Let’s say you don’t intend to care about order. Sorting on primitives is a snap:

Person.tall_people.collect{|p|p.first_name}.sort.should == [
  "Dwane",
  "Linda",
  "Rick"
]

Slightly more controversial:

Person.short_people.collect{|p|p.first_name}.should == []

The collect seems silly at first glance, but you’re making present and future assertion failures much friendlier. You’ll be happy about brain cycles saved and sanity kept during big refactorings.

  • 0 Shares
  • Share on Facebook
  • Share on Twitter

15 Comments

  1. Pat Nakajima says:

    I couldn’t disagree more with this approach.

    First, my approach to testing the `short_people`:

    `Person.should have(3).short_people
    Person.short_people.should include(people(:linda), people(:dwane), people(:rick))`

    The reason I’m so adamantly against using `collect` in testing collections
    is that it obfuscates the intent of the test. If you map by `first_name`, for example,
    then how is the reader supposed to know that `first_name` has nothing to do
    with what you’re testing. How is the reader supposed to know that it’s irrelevant to
    the intent of the test? You’ll end up using *more* brain cycles trying to figure out
    why the collection is being mapped. Mapping the result is irrelevant, and can even lead to
    red herrings.

    Granted, ActiveRecord objects can lead to some gnarly test failure messages, but
    that should be no reason to change how you write your tests. Instead, overriding
    `ActiveRecord::Base#inspect` can clean up your failures messages, but still allow
    you to write tests that better convey their intent to the reader.
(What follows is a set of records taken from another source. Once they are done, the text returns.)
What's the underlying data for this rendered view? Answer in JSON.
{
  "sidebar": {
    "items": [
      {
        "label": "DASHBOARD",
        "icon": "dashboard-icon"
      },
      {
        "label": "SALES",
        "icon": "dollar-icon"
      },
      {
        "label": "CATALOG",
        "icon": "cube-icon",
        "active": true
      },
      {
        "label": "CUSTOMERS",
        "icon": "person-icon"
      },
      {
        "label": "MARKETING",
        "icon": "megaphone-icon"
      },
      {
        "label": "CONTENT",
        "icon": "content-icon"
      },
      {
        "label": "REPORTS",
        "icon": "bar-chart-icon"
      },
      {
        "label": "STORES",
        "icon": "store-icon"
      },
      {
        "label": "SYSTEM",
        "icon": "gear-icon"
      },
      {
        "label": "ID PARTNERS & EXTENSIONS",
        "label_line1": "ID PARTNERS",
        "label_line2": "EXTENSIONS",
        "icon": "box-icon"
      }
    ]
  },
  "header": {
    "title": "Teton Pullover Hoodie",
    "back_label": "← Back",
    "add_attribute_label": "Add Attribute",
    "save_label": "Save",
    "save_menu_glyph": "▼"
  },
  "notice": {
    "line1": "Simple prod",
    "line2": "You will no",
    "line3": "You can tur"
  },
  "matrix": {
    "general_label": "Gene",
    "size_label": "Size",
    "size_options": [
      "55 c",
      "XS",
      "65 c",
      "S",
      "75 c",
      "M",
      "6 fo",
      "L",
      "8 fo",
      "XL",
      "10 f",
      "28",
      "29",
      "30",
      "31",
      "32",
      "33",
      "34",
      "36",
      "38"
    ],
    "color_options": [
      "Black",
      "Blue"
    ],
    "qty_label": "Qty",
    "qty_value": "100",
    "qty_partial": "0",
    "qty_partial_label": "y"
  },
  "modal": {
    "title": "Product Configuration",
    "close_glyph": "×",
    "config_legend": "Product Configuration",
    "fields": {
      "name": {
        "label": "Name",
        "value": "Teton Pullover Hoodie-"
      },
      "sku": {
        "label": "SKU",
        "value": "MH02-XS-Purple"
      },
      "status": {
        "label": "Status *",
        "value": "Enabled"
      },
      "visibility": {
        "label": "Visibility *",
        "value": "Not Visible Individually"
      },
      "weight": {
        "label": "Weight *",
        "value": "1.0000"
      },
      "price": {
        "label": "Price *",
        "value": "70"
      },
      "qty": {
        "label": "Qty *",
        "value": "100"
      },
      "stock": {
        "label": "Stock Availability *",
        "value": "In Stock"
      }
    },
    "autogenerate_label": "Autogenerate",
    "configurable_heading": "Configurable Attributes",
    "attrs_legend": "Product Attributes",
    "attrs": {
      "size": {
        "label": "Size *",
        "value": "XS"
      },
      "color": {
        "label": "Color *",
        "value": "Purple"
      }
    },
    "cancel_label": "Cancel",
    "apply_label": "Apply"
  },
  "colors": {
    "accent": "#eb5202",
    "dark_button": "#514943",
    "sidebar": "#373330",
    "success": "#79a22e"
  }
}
    Mapping a collection that is the result of a test not only obfuscates
    the test’s intent, but also leads to more brittle tests. What if, for
    some reason, you decided to do away with the `first_name` method on the
    objects in the collection. You’d be faced with an unrelated code change
    that broke tests.

    If tests were meant to be written with the purpose of creating pretty failure
    messages, I’d be absolutely onboard with you. I don’t think that’s the point though,
    and as a result, I think `collect` is a mistake to add to tests.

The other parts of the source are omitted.